The following represent our principal strategies:
Our strategy is to identify unique situations where assets are under-performing and/or mispriced in real estate and real businesses with unique upside or special situations where we can provide strategic value.
Opportunistic Multi-Family Real Estate Acquisitions
Acquire deep opportunistic multi-family communities in secondary and tertiary markets – primarily in the Southeastern United States Market. We look at Class B & Class C assets within 1970s, 1980s, and 1990s vintage from 200 – 500+ units through a single asset or roll up of a portfolio. Acquisition costs and capital expenditures generally range from $2 million to $50 million in order to re-position the asset and secure alpha through rent growth, occupancy stabilization, deferred maintenance, operational deficiencies, and overall profitability.
Land and Building Development
Acquire land in actively growing markets in the Greater Philadelphia, Greater Atlanta, and other higher-end suburban markets throughout the Southeastern United States and Texas ranging from 20-40 acres. This comprises of two strategies. In the Southeastern United States, land that is currently zoned for a minimum of 250 units for townhouse, workforce housing, and multi-family development with the intent to build out communities with our unique multi-family product. In Greater Philadelphia Area, acquire controlling interest or work in strategic partnership with existing land owners to implement site improvements and work towards securing sub-division approvals for sell to national home builders.
Our interests also includes student housing value-add and development opportunities that are within a few blocks of Tier I and Tier II Public and Private Universities markets where we see evidence of significant enrollment growth and underserved housing demands. 150 beds minimum per asset.
Additionally, opportunities pursuant to net lease, sale-leaseback and build-to-suit real estate development and re-development throughout the United States. Our priority is identifying opportunities that will provide steady returns over time, even as market conditions and macro-economic factors vary. Preference has been Healthcare, Data Centers, Retail, Industrial, Municipal/GSA Lease with a minimum term of 10 years in the form of NNN, NN, and Modified Gross Leases with an Investment Grade of B or greater as well as unrated credits.
Commercial Lots and Pad Sites
Commercial pad site development, ground leases, under-utilized, or pad sites that are currently dark. Ideally located at hard corners with intersected lights with traffic counts of 15,000 – 20,000 vehicles daily. These sites can be acquired and re-entitled for single-tenant, net-leased development in major and secondary MSAs.

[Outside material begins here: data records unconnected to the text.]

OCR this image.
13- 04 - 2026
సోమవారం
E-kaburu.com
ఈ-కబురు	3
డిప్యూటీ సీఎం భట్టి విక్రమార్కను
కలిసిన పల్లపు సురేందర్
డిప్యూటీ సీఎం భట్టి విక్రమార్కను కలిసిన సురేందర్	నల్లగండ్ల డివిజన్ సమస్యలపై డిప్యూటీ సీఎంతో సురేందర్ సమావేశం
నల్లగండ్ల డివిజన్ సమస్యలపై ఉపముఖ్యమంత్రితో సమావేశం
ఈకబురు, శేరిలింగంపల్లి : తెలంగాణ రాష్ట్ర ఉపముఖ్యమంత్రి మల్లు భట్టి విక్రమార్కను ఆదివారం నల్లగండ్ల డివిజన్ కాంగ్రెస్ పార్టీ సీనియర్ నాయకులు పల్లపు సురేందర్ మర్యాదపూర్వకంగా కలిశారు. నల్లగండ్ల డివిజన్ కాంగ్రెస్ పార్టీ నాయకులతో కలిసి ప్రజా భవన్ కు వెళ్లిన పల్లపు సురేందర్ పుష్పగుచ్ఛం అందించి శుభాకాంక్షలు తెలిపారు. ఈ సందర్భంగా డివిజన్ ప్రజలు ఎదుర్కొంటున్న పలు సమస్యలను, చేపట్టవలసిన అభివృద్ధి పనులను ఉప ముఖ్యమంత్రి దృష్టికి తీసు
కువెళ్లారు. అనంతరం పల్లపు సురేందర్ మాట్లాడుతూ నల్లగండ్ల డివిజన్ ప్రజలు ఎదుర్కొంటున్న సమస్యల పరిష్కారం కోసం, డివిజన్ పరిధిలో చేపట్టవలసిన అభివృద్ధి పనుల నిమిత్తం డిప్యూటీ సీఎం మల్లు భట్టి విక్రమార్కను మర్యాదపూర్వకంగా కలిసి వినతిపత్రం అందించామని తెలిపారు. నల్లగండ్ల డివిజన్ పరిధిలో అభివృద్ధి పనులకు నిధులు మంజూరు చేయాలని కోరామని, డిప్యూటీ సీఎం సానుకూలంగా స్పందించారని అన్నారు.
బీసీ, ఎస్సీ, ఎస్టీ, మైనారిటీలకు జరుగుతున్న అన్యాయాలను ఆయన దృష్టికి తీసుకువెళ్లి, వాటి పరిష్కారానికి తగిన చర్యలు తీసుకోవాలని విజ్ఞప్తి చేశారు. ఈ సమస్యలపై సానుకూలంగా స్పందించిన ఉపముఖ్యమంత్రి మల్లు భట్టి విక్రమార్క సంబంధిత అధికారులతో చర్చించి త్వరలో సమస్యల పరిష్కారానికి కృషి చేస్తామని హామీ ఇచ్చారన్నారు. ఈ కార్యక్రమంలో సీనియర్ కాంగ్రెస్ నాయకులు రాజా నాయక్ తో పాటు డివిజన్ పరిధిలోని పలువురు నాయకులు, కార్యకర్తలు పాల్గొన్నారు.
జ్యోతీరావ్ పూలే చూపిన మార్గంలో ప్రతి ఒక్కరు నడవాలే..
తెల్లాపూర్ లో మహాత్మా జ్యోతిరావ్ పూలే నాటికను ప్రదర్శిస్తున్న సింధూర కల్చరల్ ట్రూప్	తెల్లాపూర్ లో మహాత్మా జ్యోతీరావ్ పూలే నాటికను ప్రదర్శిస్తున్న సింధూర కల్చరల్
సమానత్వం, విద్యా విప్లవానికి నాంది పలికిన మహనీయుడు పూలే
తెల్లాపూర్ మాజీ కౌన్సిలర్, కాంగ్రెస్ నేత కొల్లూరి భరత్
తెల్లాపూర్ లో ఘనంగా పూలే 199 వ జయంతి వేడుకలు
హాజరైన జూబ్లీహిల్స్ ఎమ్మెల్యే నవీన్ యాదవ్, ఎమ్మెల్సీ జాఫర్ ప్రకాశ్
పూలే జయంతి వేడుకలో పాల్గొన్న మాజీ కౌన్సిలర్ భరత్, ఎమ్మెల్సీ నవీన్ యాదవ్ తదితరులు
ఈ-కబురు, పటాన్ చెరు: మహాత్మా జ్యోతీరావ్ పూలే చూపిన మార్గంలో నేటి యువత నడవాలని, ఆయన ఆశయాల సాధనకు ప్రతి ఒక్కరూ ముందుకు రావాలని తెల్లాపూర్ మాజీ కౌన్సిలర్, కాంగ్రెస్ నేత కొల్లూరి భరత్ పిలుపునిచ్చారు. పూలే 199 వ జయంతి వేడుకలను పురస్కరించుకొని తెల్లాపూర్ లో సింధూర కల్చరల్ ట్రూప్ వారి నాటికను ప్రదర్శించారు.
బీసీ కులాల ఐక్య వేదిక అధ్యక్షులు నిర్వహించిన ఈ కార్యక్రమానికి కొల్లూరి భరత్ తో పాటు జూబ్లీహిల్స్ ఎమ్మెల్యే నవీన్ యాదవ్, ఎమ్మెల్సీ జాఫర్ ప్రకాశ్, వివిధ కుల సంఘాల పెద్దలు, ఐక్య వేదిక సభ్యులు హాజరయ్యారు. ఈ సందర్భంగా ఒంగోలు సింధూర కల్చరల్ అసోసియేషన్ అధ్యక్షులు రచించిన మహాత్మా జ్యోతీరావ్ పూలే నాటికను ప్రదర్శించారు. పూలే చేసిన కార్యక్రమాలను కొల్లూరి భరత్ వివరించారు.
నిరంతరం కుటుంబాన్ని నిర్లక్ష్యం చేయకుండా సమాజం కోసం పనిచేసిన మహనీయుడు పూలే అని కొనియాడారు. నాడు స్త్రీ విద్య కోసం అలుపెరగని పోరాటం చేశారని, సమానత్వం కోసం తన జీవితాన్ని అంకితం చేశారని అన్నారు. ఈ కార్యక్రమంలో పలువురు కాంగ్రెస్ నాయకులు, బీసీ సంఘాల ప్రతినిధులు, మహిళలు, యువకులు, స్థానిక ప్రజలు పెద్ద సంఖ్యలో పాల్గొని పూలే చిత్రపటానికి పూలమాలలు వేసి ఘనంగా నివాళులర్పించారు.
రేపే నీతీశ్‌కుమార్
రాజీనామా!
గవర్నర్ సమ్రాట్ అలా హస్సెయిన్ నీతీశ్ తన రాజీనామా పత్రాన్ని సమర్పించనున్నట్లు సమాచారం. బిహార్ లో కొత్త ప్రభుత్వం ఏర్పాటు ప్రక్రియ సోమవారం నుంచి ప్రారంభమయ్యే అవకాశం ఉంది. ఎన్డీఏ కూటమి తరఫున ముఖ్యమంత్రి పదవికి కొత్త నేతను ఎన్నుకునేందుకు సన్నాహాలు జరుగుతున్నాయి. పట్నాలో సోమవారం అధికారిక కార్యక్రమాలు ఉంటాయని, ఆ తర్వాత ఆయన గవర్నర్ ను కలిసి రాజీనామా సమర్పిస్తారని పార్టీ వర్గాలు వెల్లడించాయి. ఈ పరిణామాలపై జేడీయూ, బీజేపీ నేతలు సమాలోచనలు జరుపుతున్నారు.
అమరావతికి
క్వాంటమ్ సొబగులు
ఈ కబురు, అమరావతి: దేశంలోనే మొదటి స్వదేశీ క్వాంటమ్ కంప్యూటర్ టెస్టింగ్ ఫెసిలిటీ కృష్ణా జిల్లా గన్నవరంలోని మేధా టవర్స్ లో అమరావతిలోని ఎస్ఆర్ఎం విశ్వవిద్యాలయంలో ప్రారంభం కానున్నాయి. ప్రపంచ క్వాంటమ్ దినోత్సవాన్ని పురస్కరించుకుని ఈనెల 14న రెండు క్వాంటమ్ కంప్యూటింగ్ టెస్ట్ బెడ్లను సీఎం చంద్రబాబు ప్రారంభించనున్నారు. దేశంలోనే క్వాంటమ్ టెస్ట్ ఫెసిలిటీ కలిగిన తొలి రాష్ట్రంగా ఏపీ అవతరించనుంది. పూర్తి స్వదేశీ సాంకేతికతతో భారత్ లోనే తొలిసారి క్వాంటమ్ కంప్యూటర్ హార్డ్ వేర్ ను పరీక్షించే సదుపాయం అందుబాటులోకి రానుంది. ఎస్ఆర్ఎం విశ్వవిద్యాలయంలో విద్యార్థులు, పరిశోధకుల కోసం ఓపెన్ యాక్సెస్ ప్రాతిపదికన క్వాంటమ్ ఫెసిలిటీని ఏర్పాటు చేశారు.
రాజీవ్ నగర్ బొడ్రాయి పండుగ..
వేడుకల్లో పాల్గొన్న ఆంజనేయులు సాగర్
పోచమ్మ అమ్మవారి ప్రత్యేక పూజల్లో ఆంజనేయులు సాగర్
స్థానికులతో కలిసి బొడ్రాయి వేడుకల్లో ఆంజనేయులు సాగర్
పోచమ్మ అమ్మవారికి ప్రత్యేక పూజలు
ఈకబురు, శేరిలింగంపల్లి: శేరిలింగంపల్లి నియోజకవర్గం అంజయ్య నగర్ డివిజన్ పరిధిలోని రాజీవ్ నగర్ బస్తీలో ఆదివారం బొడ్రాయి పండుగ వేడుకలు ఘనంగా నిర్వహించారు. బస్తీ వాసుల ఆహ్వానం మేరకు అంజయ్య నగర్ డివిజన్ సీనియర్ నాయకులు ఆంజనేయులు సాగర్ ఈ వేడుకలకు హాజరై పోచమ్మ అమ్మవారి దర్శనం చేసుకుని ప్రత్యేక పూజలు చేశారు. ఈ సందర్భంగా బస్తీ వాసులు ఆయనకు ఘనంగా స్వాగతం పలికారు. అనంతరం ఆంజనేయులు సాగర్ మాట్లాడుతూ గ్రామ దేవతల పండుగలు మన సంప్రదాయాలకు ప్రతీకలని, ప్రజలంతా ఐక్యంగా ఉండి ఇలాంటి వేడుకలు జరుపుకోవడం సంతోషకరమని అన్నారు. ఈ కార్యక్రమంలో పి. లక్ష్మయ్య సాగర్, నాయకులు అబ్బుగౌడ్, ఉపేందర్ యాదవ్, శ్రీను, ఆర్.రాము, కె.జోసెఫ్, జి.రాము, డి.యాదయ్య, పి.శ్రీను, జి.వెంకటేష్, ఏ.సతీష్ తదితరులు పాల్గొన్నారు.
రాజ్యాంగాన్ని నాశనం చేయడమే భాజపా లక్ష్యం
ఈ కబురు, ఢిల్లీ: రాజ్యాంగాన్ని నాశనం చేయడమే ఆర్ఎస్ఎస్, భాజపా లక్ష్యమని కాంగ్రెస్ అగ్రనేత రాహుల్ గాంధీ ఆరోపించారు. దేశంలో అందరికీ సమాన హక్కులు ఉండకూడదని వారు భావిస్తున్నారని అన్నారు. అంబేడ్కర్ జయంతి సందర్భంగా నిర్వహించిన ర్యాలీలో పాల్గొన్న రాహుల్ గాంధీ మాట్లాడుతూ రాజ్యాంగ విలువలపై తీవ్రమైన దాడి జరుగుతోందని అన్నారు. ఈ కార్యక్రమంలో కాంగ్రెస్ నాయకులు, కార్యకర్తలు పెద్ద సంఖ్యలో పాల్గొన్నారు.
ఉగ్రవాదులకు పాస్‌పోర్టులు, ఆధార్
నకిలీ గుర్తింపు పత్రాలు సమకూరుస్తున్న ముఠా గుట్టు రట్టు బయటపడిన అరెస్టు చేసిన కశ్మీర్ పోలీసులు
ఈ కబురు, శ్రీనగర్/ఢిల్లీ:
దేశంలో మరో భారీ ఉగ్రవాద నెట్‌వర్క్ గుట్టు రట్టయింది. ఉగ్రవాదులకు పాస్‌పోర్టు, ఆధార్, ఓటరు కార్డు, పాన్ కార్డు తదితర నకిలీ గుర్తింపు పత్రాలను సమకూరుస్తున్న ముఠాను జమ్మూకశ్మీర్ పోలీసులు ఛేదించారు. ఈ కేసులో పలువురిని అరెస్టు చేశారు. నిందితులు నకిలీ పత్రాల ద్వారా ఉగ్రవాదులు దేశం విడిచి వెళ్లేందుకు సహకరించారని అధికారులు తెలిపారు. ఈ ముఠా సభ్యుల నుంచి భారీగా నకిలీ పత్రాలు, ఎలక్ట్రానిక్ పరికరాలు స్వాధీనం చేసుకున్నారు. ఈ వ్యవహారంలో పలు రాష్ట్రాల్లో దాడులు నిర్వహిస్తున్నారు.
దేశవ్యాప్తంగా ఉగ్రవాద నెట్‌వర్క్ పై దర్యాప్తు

Strong emphasis on creating build-to-suit programmatic relationships with national, investment-grade tenants.
Our preferred tenants include Chick-fil-A, Jersey Mikes, Raising Cane’s Chicken, Wingstop, Marco’s Pizza, Bridgestone/Firestone, Starbucks, PetSmart, Dollar General, AutoZone, and DaVita Dialysis.
Real Estate Assets with Re-Purpose Opportunities
There are many opportunities within our disruptive society to link commercial real estate, sustainable impact, and infrastructure. Look closely at old properties that nobody wants, including brownfield opportunities that can be re-purposed. These include industrial assets, warehouses, old malls, and big-box retail. The buildings will range from 50,000 to 250,000 square feet in size with 25 – 50 foot ceilings.
Growth-Stage Lower Middle Market Companies
Focus on growth equity, buyout, rollup, and debt investments in manufacturing companies, logistics, distribution, business services, banking/financial services, and healthcare. Pursue control transactions to provide liquidity to shareholders, financing for management buyouts, and capital for growth. Will control the business development, banking, and legal relationships while providing support to the budget and strategic planning.
These companies are reasonably-valued, profitable, smaller businesses – those with revenues of between $5 and $50 million and EBITDA from $1 million to $5 million.
Within these parameters, focus on companies with platform potential – unique assets and capabilities that, when combined with capital as well as outside expertise, make accelerated growth possible. Companies possessing strong management teams with recurring revenues and strong gross margins. Preference to see manageable capital expenditures and operating expenses that are typically highly variable.
Additionally, opportunities where bankruptcy and/or foreclosure is present, asset rich/cash poor scenarios, and collateral that is unique and esoteric in nature. Multiple solutions that can implemented, including potentially some business development opportunities.
Identifying and partnering with talented entrepreneurs under our accelerator strategy, to scale up corporate operations for both topline and bottom-line cash flow generation.
Very selective with a strong preference towards companies that have predictable and steady cash flow, but can grow substantially with an injection of capital, marketing, and better overall infrastructure to realize a scalable level.
Look for founders who have a tremendous track record and passion, while also aligning with us philosophically. The cultural alignment is just as important as the functional modality to the ebb and flow business.